While most families that made a submission to the clinical review team praised the staff and understood they were working under pressure, some noted the additional confusion caused by unfamiliar computer systems and communications. There were also issues regarding the transfer of information to the child's GP.

The report found much to be positive about, including a well-ordinated move day, staff willing to go above and beyond to avert clinical risks and manage poor patient experiences, and “excellent support from ICT and security was worthy of special mention by many groups”.

However, it found that 27 per cent of reports related to equipment. “Most of the equipment was either new to staff, not located where expected, or not set up for use on opening day. Many staff reported difficulties with the set-up of outpatients and that nothing was really ready for them to see patients, for example computers and workstations not were set up, and basic assessment equipment needed to be sourced on the first day.
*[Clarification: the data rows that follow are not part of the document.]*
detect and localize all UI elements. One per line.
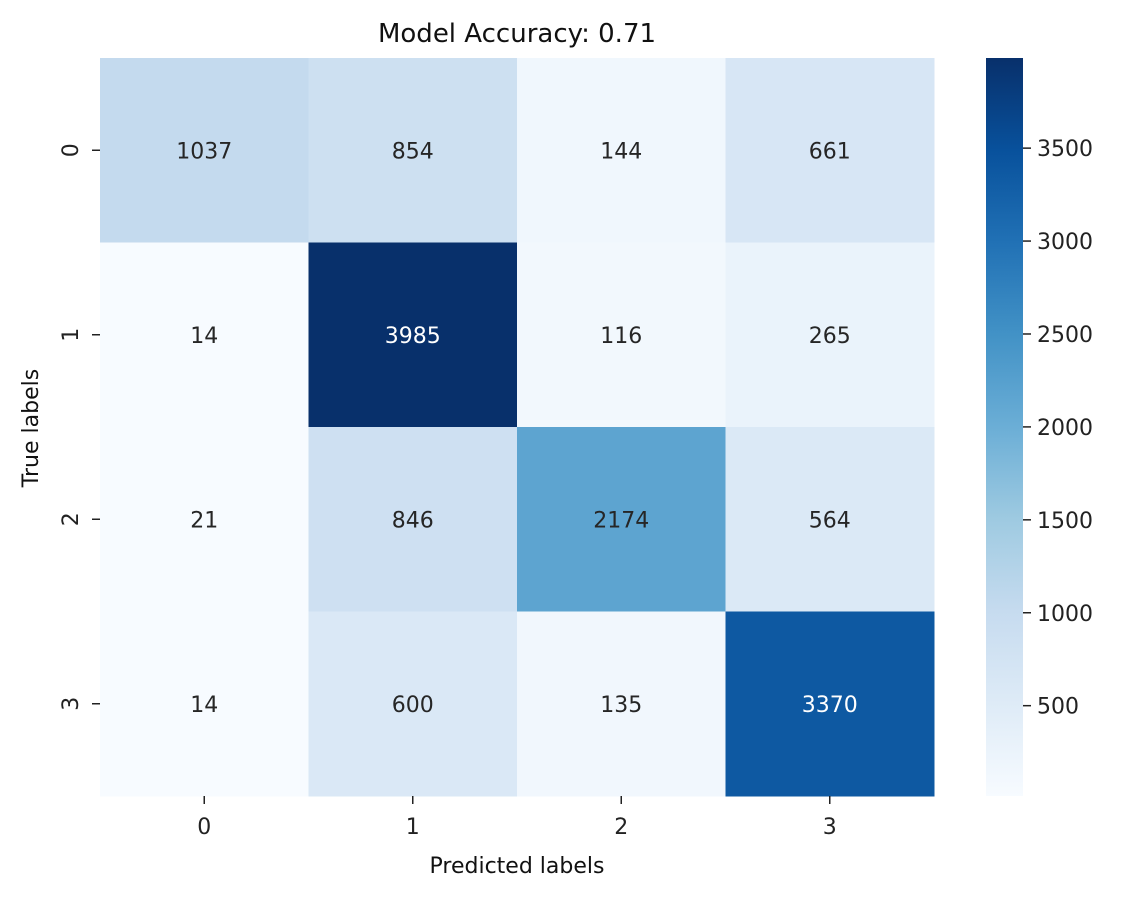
cell-value-label: 661 — [809, 139, 851, 164]
heatmap-cell — [100, 611, 309, 797]
heatmap-cell — [517, 58, 726, 243]
x-tick-label: 3 — [823, 815, 837, 840]
heatmap-cell — [308, 427, 518, 612]
cell-value-label: 1037 — [176, 139, 232, 164]
x-axis-ticks: 0 1 2 3 — [197, 796, 837, 840]
heatmap-cell — [725, 427, 935, 612]
y-tick-label: 1 — [59, 328, 84, 342]
y-tick-label: 2 — [59, 512, 84, 526]
colorbar-ticks: 500 1000 1500 2000 2500 3000 3500 — [1023, 137, 1093, 720]
x-axis-label: Predicted labels — [430, 854, 605, 879]
heatmap-cell — [100, 427, 309, 612]
heatmap-cell — [308, 58, 518, 243]
cell-value-label: 14 — [190, 693, 218, 718]
cell-value-label: 14 — [190, 324, 218, 349]
cell-value-label: 21 — [190, 508, 218, 533]
cell-value-label: 3985 — [385, 324, 441, 349]
colorbar-tick-label: 2000 — [1037, 416, 1093, 441]
heatmap-cell — [100, 58, 309, 243]
y-axis-label: True labels — [19, 369, 44, 488]
cell-value-label: 846 — [392, 508, 434, 533]
cell-value-label: 144 — [600, 139, 642, 164]
cell-value-label: 600 — [392, 693, 434, 718]
heatmap-cell — [725, 611, 935, 797]
x-tick-label: 2 — [614, 815, 628, 840]
heatmap-cells — [100, 58, 935, 797]
cell-value-label: 2174 — [593, 508, 649, 533]
colorbar-tick-label: 1000 — [1037, 602, 1093, 627]
heatmap-cell-labels: 1037 854 144 661 14 3985 116 265 21 846 2174 564 14 6… — [176, 139, 858, 718]
heatmap-cell — [725, 242, 935, 428]
heatmap-cell — [100, 242, 309, 428]
heatmap-cell — [308, 242, 518, 428]
y-tick-label: 3 — [59, 697, 84, 711]
cell-value-label: 564 — [809, 508, 851, 533]
heatmap-cell — [517, 611, 726, 797]
y-axis-ticks: 0 1 2 3 — [59, 143, 100, 711]
colorbar-tick-label: 3500 — [1037, 137, 1093, 162]
colorbar — [986, 58, 1023, 796]
y-tick-label: 0 — [59, 143, 84, 157]
colorbar-tick-label: 500 — [1037, 695, 1079, 720]
colorbar-tick-label: 2500 — [1037, 323, 1093, 348]
x-tick-label: 0 — [197, 815, 211, 840]
cell-value-label: 135 — [600, 693, 642, 718]
heatmap-cell — [517, 427, 726, 612]
cell-value-label: 854 — [392, 139, 434, 164]
heatmap-cell — [725, 58, 935, 243]
colorbar-tick-label: 1500 — [1037, 509, 1093, 534]
x-tick-label: 1 — [406, 815, 420, 840]
heatmap-cell — [517, 242, 726, 428]
cell-value-label: 265 — [809, 324, 851, 349]
cell-value-label: 3370 — [802, 693, 858, 718]
cell-value-label: 116 — [600, 324, 642, 349]
colorbar-tick-label: 3000 — [1037, 230, 1093, 255]
chart-title: Model Accuracy: 0.71 — [378, 19, 656, 49]
heatmap-cell — [308, 611, 518, 797]
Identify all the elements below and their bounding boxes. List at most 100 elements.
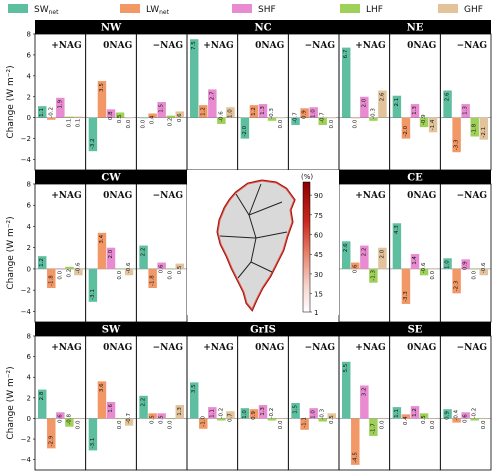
bar-value-label: 0.9	[445, 411, 451, 420]
bar-lhf	[470, 418, 479, 421]
bar-value-label: 0.6	[352, 264, 358, 273]
legend-label-ghf: GHF	[464, 5, 483, 15]
bar-lhf	[115, 418, 125, 420]
y-tick-label: 6	[27, 202, 32, 210]
bar-ghf	[428, 418, 438, 420]
bar-ghf	[124, 268, 134, 276]
bar-value-label: 2.0	[108, 249, 114, 258]
colorbar-tick-label: 75	[314, 212, 323, 220]
bar-swnet	[443, 258, 452, 269]
panel-title: CW	[101, 173, 121, 184]
panel-title: SE	[408, 325, 423, 336]
bar-value-label: 0.6	[463, 414, 469, 423]
bar-lhf	[65, 116, 74, 118]
bar-value-label: 0.0	[57, 270, 63, 279]
scenario-label: −NAG	[305, 41, 335, 51]
bar-value-label: 1.0	[311, 109, 317, 118]
bar-value-label: -0.3	[320, 408, 326, 419]
panel-ce: CE+NAG2.60.62.2-1.32.00NAG4.3-3.31.4-0.6…	[338, 170, 492, 323]
greenland-outline-inner	[217, 180, 295, 310]
bar-value-label: 5.5	[343, 363, 349, 372]
bar-lhf	[217, 117, 226, 124]
bar-value-label: 0.0	[278, 119, 284, 128]
bar-ghf	[327, 117, 336, 119]
panel-header	[187, 322, 339, 336]
bar-ghf	[226, 411, 235, 419]
bar-value-label: -2.1	[481, 127, 487, 138]
scenario-label: 0NAG	[103, 191, 132, 201]
bar-swnet	[443, 90, 452, 118]
bar-shf	[258, 405, 268, 419]
bar-value-label: 4.3	[394, 225, 400, 234]
bar-lwnet	[401, 414, 411, 419]
bar-shf	[208, 407, 217, 419]
bar-value-label: -0.6	[481, 262, 487, 273]
bar-lwnet	[351, 418, 360, 465]
bar-value-label: -1.1	[302, 417, 308, 428]
bar-value-label: 0.0	[481, 420, 487, 429]
bar-value-label: 0.5	[159, 415, 165, 424]
scenario-label: 0NAG	[407, 41, 436, 51]
bar-lwnet	[401, 117, 411, 139]
bar-value-label: 1.2	[39, 258, 45, 267]
bar-lwnet	[300, 108, 309, 118]
greenland-map: (%) 90 75 60 45 30 15 1	[187, 170, 339, 317]
bar-lhf	[419, 117, 429, 128]
panel-header	[339, 322, 491, 336]
bar-ghf	[479, 117, 488, 140]
bar-shf	[106, 109, 116, 118]
legend: SWnet LWnet SHF LHF GHF	[8, 4, 483, 16]
scenario-frame	[439, 335, 492, 471]
bar-ghf	[378, 90, 387, 118]
colorbar-gradient	[302, 181, 311, 313]
bar-lwnet	[97, 81, 107, 118]
y-tick-label: 0	[27, 265, 31, 273]
panel-title: NC	[254, 23, 271, 34]
bar-ghf	[74, 268, 83, 276]
scenario-label: −NAG	[153, 41, 183, 51]
scenario-label: +NAG	[51, 343, 81, 353]
bar-value-label: 0.2	[168, 118, 174, 127]
legend-swatch-swnet	[8, 4, 28, 13]
bar-swnet	[342, 241, 351, 269]
bar-ghf	[479, 268, 488, 276]
bar-shf	[56, 268, 65, 270]
bar-ghf	[378, 418, 387, 420]
bar-lwnet	[199, 418, 208, 429]
bar-lhf	[419, 413, 429, 419]
panel-header	[35, 20, 187, 34]
bar-value-label: 0.7	[227, 413, 233, 422]
bar-value-label: 0.0	[117, 270, 123, 279]
scenario-label: +NAG	[51, 41, 81, 51]
drainage-basin-boundaries	[219, 183, 288, 279]
bar-swnet	[38, 106, 47, 118]
bar-value-label: -0.6	[218, 111, 224, 122]
bar-lhf	[470, 268, 479, 270]
bar-value-label: 0.9	[463, 261, 469, 270]
bar-swnet	[342, 47, 351, 118]
bar-ghf	[124, 117, 134, 119]
bar-swnet	[139, 245, 148, 269]
bar-lhf	[65, 266, 74, 269]
bar-value-label: 0.6	[57, 414, 63, 423]
bar-lhf	[166, 115, 175, 118]
bar-lhf	[318, 418, 327, 422]
colorbar-title: (%)	[301, 173, 313, 181]
bar-lwnet	[351, 117, 360, 119]
bar-lhf	[115, 112, 125, 118]
bar-lwnet	[148, 413, 157, 419]
bar-ghf	[276, 418, 286, 420]
bar-shf	[461, 259, 470, 269]
legend-swatch-lhf	[340, 4, 360, 13]
bar-shf	[106, 247, 116, 269]
bar-lwnet	[47, 418, 56, 449]
bar-lwnet	[97, 232, 107, 269]
bar-lwnet	[452, 117, 461, 153]
bar-ghf	[74, 116, 83, 118]
bar-value-label: 0.4	[403, 416, 409, 425]
bar-value-label: 2.2	[141, 248, 147, 257]
bar-value-label: 1.2	[200, 107, 206, 116]
bar-swnet	[240, 408, 250, 419]
bar-value-label: 1.3	[260, 106, 266, 115]
bar-value-label: -3.1	[90, 289, 96, 300]
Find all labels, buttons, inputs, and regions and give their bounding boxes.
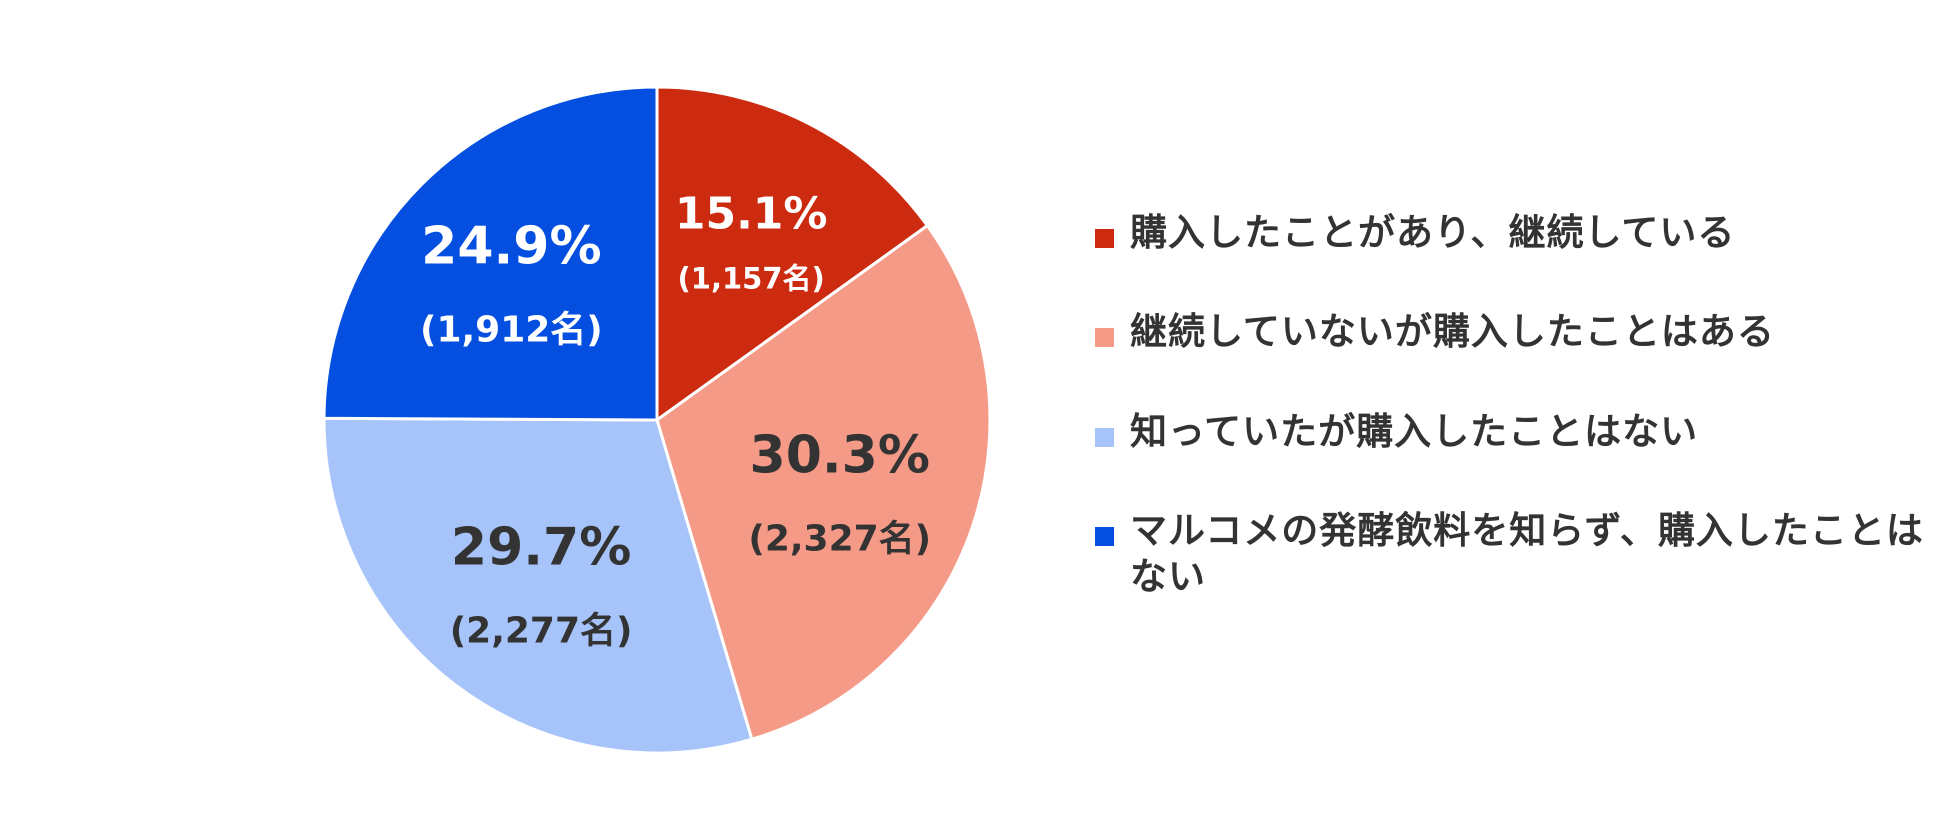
pie-slice-continuing: [655, 85, 930, 423]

“ICT support was considered very good by all, but the systems themselves were often described as highly challenging by staff. Computer access was reported to be an issue for all staff and it was noted that for staff new to Queensland Health, including those from MCH, there were a large number of new systems which required multiple log-ins.

“Some staff reported difficulties with finding their way around the integrated electronic medical record; this led to some information not being found, or being found after lengthy searches. They noted causes related to poor preparation for users, particularly MCH staff, who were not easily able to be freed up to attend training.

“Equipment set-up again was reported to create problems in many areas. Although there was very good circulated and printed information to all employees for accessing records, not all staff seemed to be aware of support resources, and some did not call for help when they could not find a record.

“In addition some had received information about charges to be applied to record requests at the MCH which led to further reluctance to seek records.”

The report found that the integration of outpatient department scheduling was disrupted due to the late transfer of information from Mater Health Services and there was a need to manually transcribe data from old systems to new. “The resolution of these issues was not clear to staff and seemed to be of continuing concern,” the report found.

“The new patient self-help and check-in systems were not consistently working adding to stress for administrative staff as queuing became an issue and waiting rooms filled.”

The report also found that there were ongoing challenges with information systems, including those associated with access to and the interface between systems. “It is noted these primarily relate to the age and functionality of statewide systems in use,” the report found.

“There is a continued lack of confidence in the referral management process and outpatient scheduling system as well as concerns over the inability of information systems to support contemporary clinical care models.

“Examples include a lack of video storage capability within the picture archiving and communication system (PACS), inability to access the RBWH PACS and inability to remotely monitor electroencephalograms (EEGs).”

Clinicians also reported a lack of confidence that the information held in electronic medical records was complete or that patient information is always available.

“A number of factors contributing to this remain unresolved including a continued lack of familiarity with using the ieMR, the inability to read all correspondence contained in a scanned MCH record due to a black banner appearing over parts of letters and the time delays in retrieving paper records for those which have not been scanned.”

The independent review will be led by the CEO of Australian Commission on Safety and Quality in Health Care, Debora Picone, along with Council on the Ageing CEO Mark Tucker-Evans and Ernst & Young's David Roberts.